Лиза молча покачала головой.

Расставшись с невестой, он приехал на квартиру, и обычные житейские дела, коих столько накапливается по приезде, отняли полдня. Он разобрал вещи, написал отчёт в канцелярию, временами отвлекаясь на письма, пришедшие в его отсутствие, но неожиданно прервался, поняв, что фраза Елизаветы о Нальянове всё ещё острой занозой сидит в сердце. Осоргин прикрыл глаза, и в памяти вновь всплыло тонкое лицо, надменный греко-римский профиль, тёмные волосы вокруг высокого лба, горделивые глаза колдуна, похожие на гнилую трясину. Что за дело ему до этого господина?

* * *

Вечером Осоргин направился к Шевандиным. Он не был в восторге ни от будущей родни, ни от друзей семьи, примитивных обывателей, и всё же рассчитывал, что ужин у Шевандиных рассеет неприятные утренние впечатления. Однако первое, что он услышал на пороге гостиной, были слова Шевандина о Нальяновых. Старика окружали дочери, Илларион Харитонов, дальний родственник жены Шевандина, и генерал Георгий Феоктистович Ростоцкий, отставной полицейский, старый друг хозяина дома, крестный его дочерей. Он сидел в углу, кутаясь в клетчатый плед.

— Братья — богачи, — задумчиво проронил Шевандин. — Нальяновы оба чалокаевские миллионы поделят: тётка-то бездетна.
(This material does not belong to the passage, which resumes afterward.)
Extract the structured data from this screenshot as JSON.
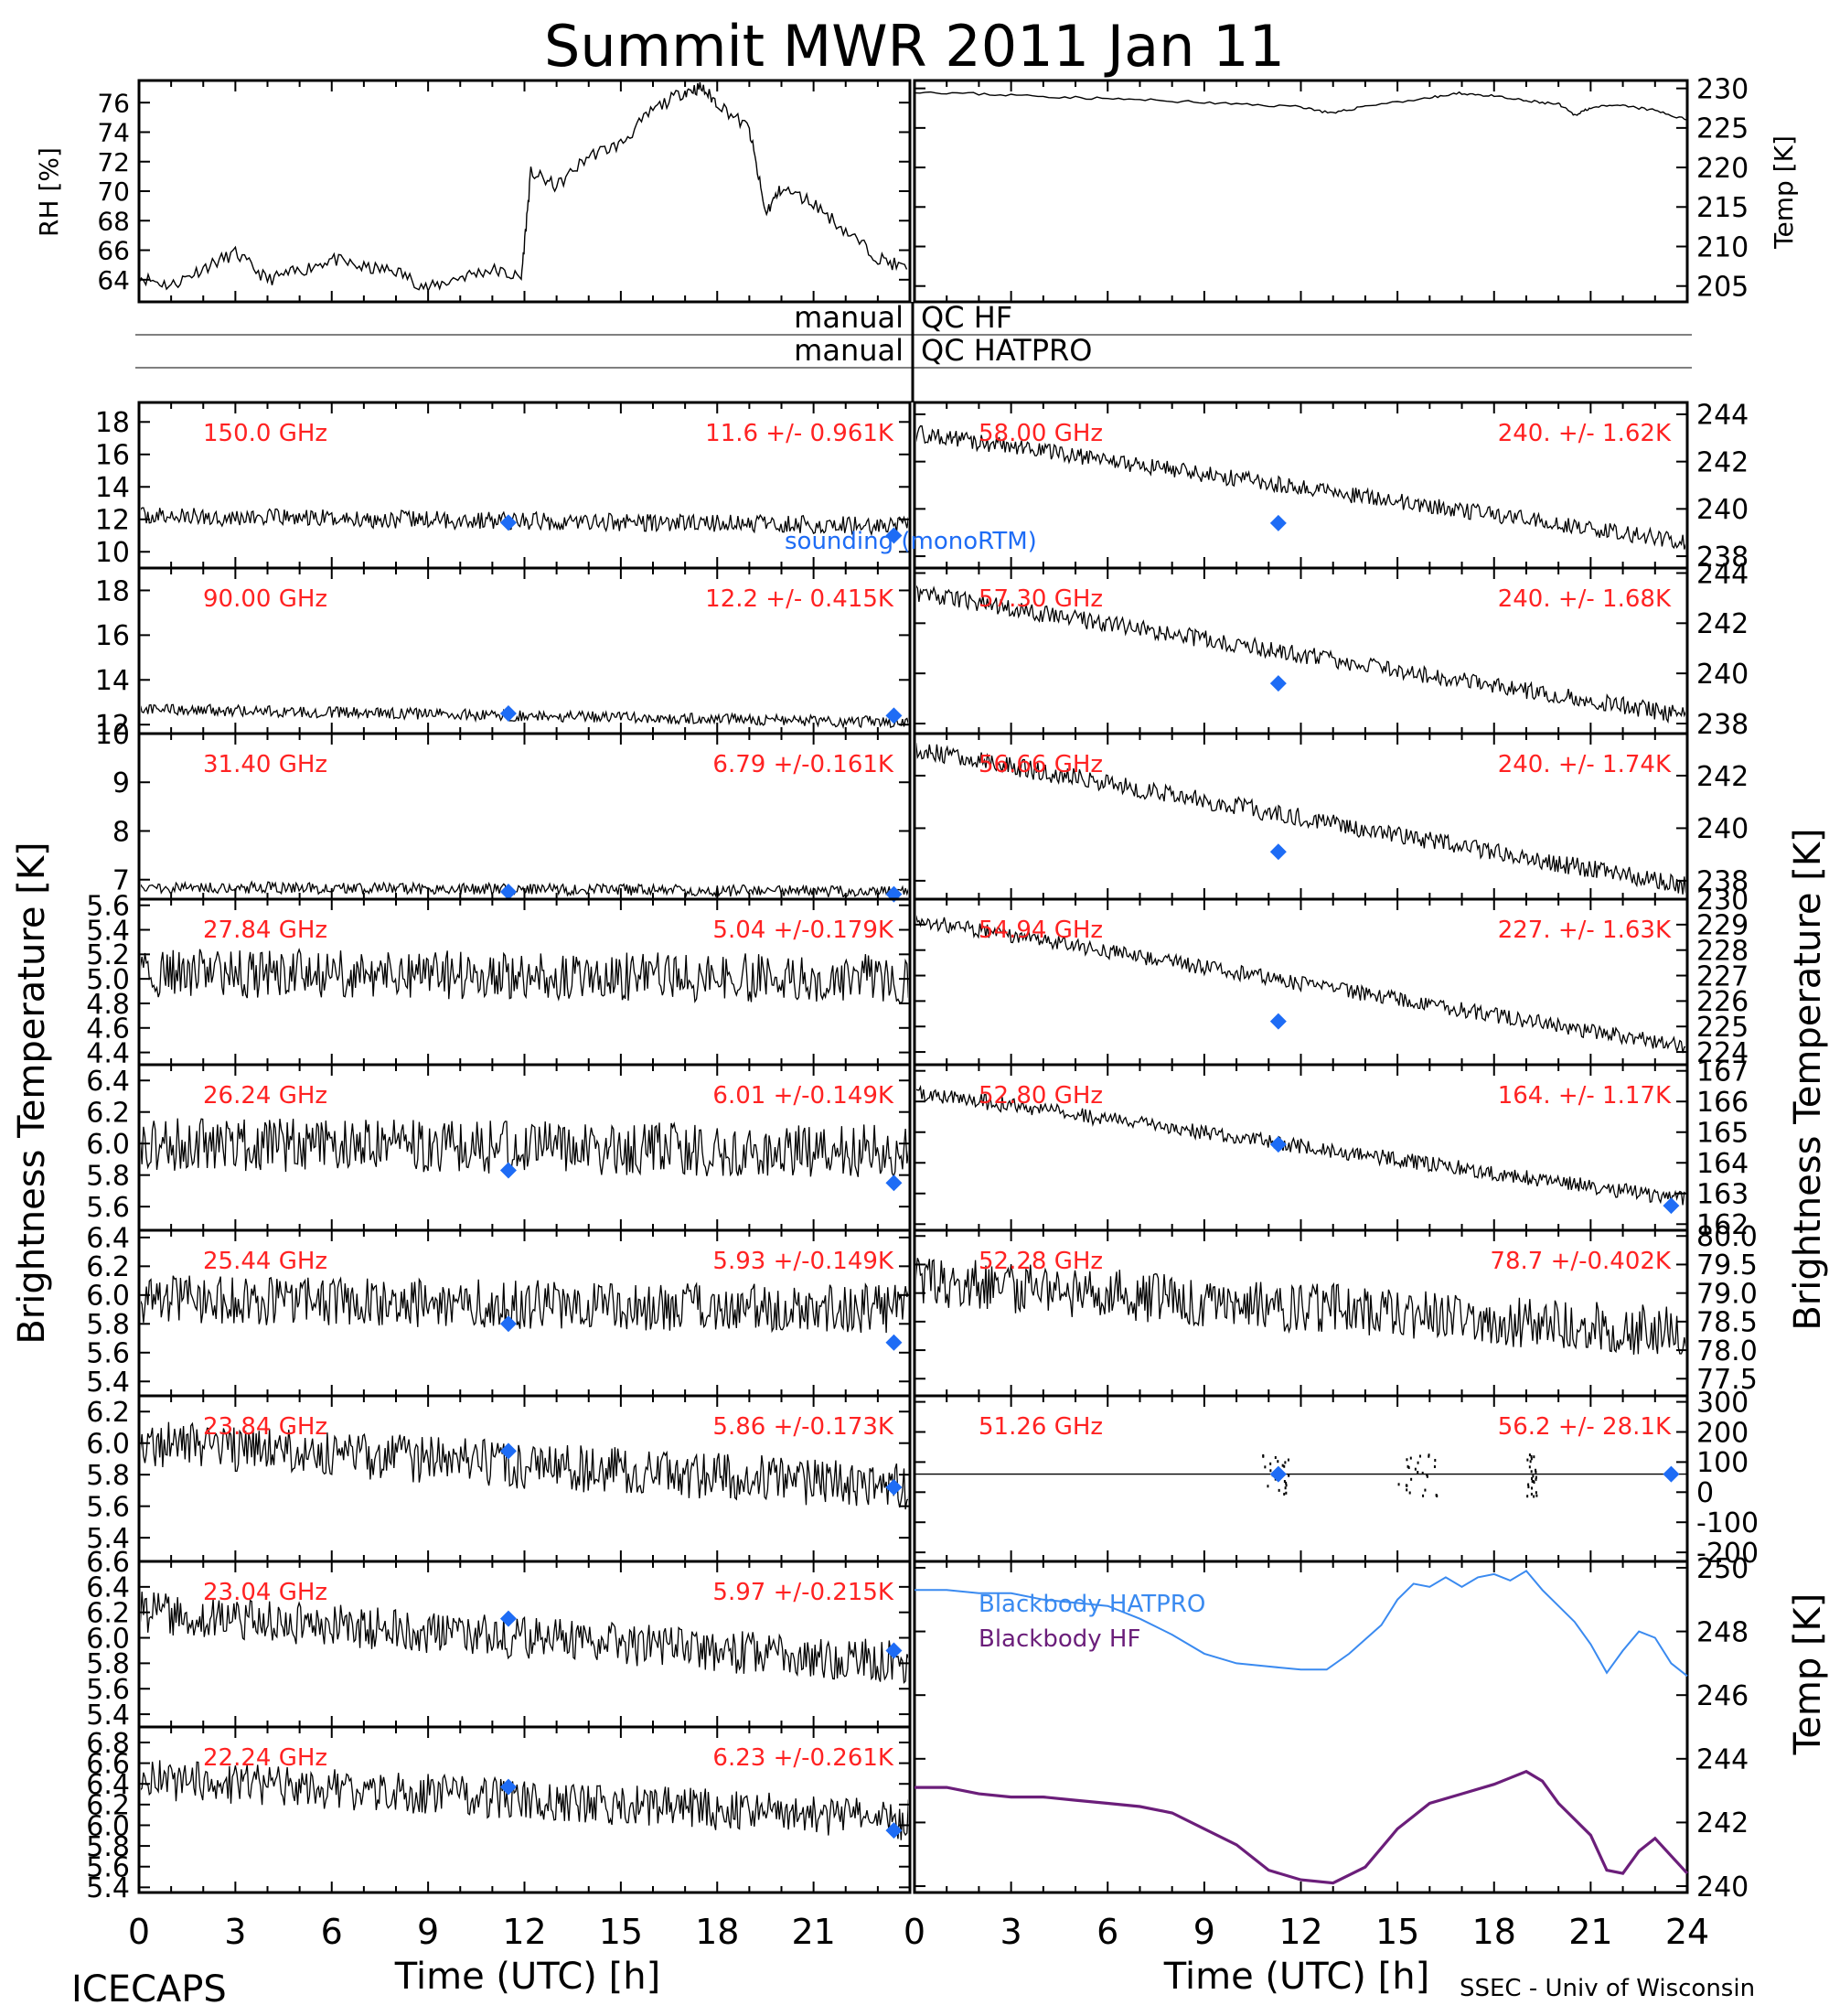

Кроме них — ни одного наследника.

— В золоте купаться будут, — поддержал его из угла гостиной высокий тенор Харитонова, полноватого увальня с прозрачными голубыми глазами, кои он прятал за толстыми стёклами круглых очков в золотой оправе. В свои тридцать лет уже заметно лысеющий, Харитонов разделял царящие в обществе принципы бремени вины интеллигенции перед народом, но сам едва ли был в состоянии носить какие-то бремена. Его, личной безобидностью сравнимого с божьей коровкой, неоднократно встречали даже в кругах бомбистов, однако всерьёз нигде не принимали. Его бесхребетность обычно сходила за утончённую интеллигентность истинного петербуржанина.
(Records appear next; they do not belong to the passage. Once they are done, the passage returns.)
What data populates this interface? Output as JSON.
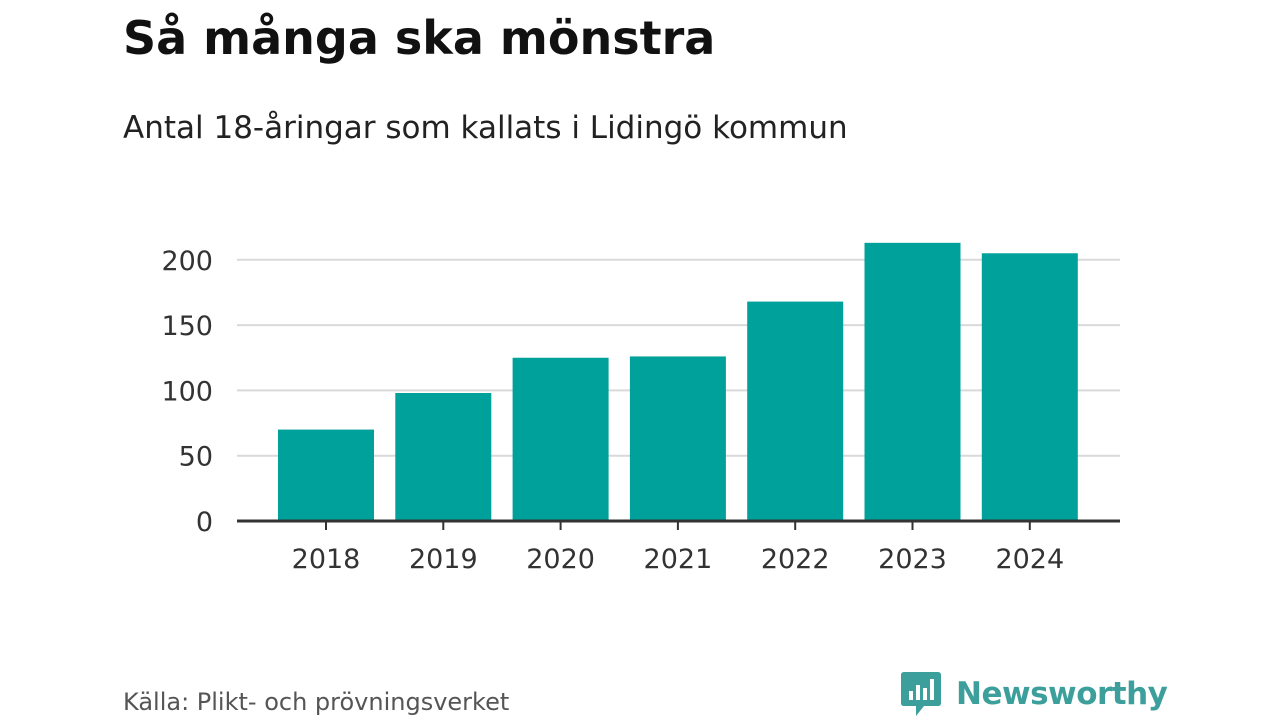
{
  "header": {
    "title": "Så många ska mönstra",
    "subtitle": "Antal 18-åringar som kallats i Lidingö kommun"
  },
  "footer": {
    "source": "Källa: Plikt- och prövningsverket",
    "brand": "Newsworthy"
  },
  "colors": {
    "bar": "#00a19b",
    "grid": "#d9d9d9",
    "axis": "#333333",
    "brand": "#3d9f9b"
  },
  "icons": {
    "brand_logo": "bar-chart-speech-bubble-icon"
  },
  "chart_data": {
    "type": "bar",
    "title": "Så många ska mönstra",
    "subtitle": "Antal 18-åringar som kallats i Lidingö kommun",
    "categories": [
      "2018",
      "2019",
      "2020",
      "2021",
      "2022",
      "2023",
      "2024"
    ],
    "values": [
      70,
      98,
      125,
      126,
      168,
      213,
      205
    ],
    "ylim": [
      0,
      220
    ],
    "yticks": [
      0,
      50,
      100,
      150,
      200
    ],
    "xlabel": "",
    "ylabel": "",
    "grid": true,
    "legend": "none"
  }
}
— Вам тоже кажется, что эти Нальяновы такие уж красавцы? — спросила Лизавета, как обычно, ни к кому конкретно не обращаясь. — А то сестрица Анюта на премьере «Пиковой дамы» в Мариинке на Рождество, по-моему, ни Лавровской, ни Никольского не заметила: рядом в соседней ложе господин Юлиан Нальянов сидеть изволили, так она весь спектакль глаз с него не сводила, — подпустила Лиза шпильку сестрице.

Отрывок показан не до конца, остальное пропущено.